No se ha implantado aún la norma europea que declara innecesario que haya
denuncia para asistir a la mujer
Luis coincide con
el resto de entrevistados en que la ley de protección de testigos hace aguas, pero
cree que sigue siendo otra vulnerabilidad la gran razón de que demasiadas
mujeres se queden paradas frente a la puerta de la jaula abierta. Algunas han
vivido tanto tiempo aisladas entre las paredes del club que temen hasta
alejarse unos pasos de él. “El amor también las hace vulnerables. A muchas sus
proxenetas las trajeron con engaños románticos o las mantienen atadas con lo
que ellas creen que es cariño, y que a veces es lo más parecido que han
conocido”, cuenta. La operación policial andaluza le da la razón. Las escuchas
capturan conversaciones de proxenetas con mujeres con las que mantienen
relaciones sentimentales. En una, el hombre amenaza a una novia con que lo que
le hace falta es que les den “caña”, unos golpes para que se quede “más suave
que un guante”, necesita que le metan “una polla en la boca y le den unos pocos
de bofetones”. Después de colgar, el hombre recibe un SMS cariñoso de otra
prostituta con la que también se acuesta.
Pese a una
tristeza que le arquea los hombros al hablar del tema, Luis intenta ser
positivo: “De los miles de mujeres con las que he trabajado, habrá logrado
salir una docena”. El cálculo es demoledor, pero para quien ha palpado el
espanto de la trata, colaborar en el rescate de 12 personas es un logro. Él ya
no espera mucho más. A veces los controles y las operaciones sirven para que
las condiciones en los clubes mejoren o para que algunas mujeres dejen las
redes y ejerzan la prostitución autónomamente, y eso le parece un pequeño
avance. “Es un mundo de abusos.
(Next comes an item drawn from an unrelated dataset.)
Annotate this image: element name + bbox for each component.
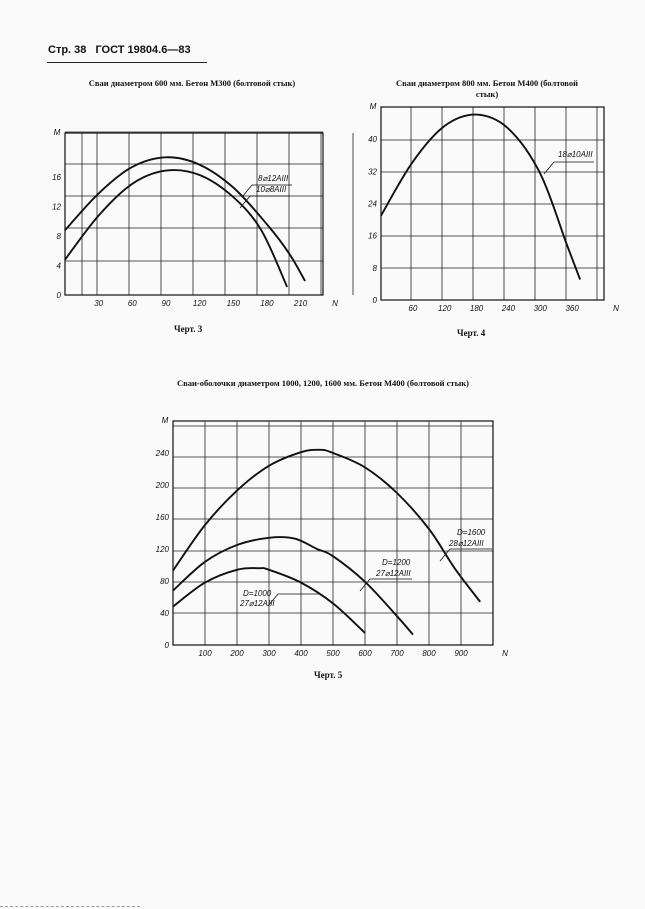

Las ves con 40 y están hechas polvo después de
años pagando la deuda que les imponen. Adicciones, intentos de suicidio,
enfermedades… Por mi experiencia, pueden intentar salir las que llevan poco
tiempo con la red, son jóvenes y tienen esperanzas. Las otras es casi
imposible”.
Los que han
convivido más tiempo con la trata han asumido lo excepcional que es ver a una
víctima escapar. Lo atestigua Sònia Martínez, alcaldesa por CiU de La Jonquera,
una de las localidades de España en las que la prostitución está más presente
como consecuencia de los macroprostíbulos en la frontera con Francia que
proveen de diversión a clientes de los dos lados de la línea, a los que no les
preocupan las historias de horror recogidas en los sumarios judiciales: golpes,
extorsión, esponjas en la vagina para seguir rentando durante la menstruación…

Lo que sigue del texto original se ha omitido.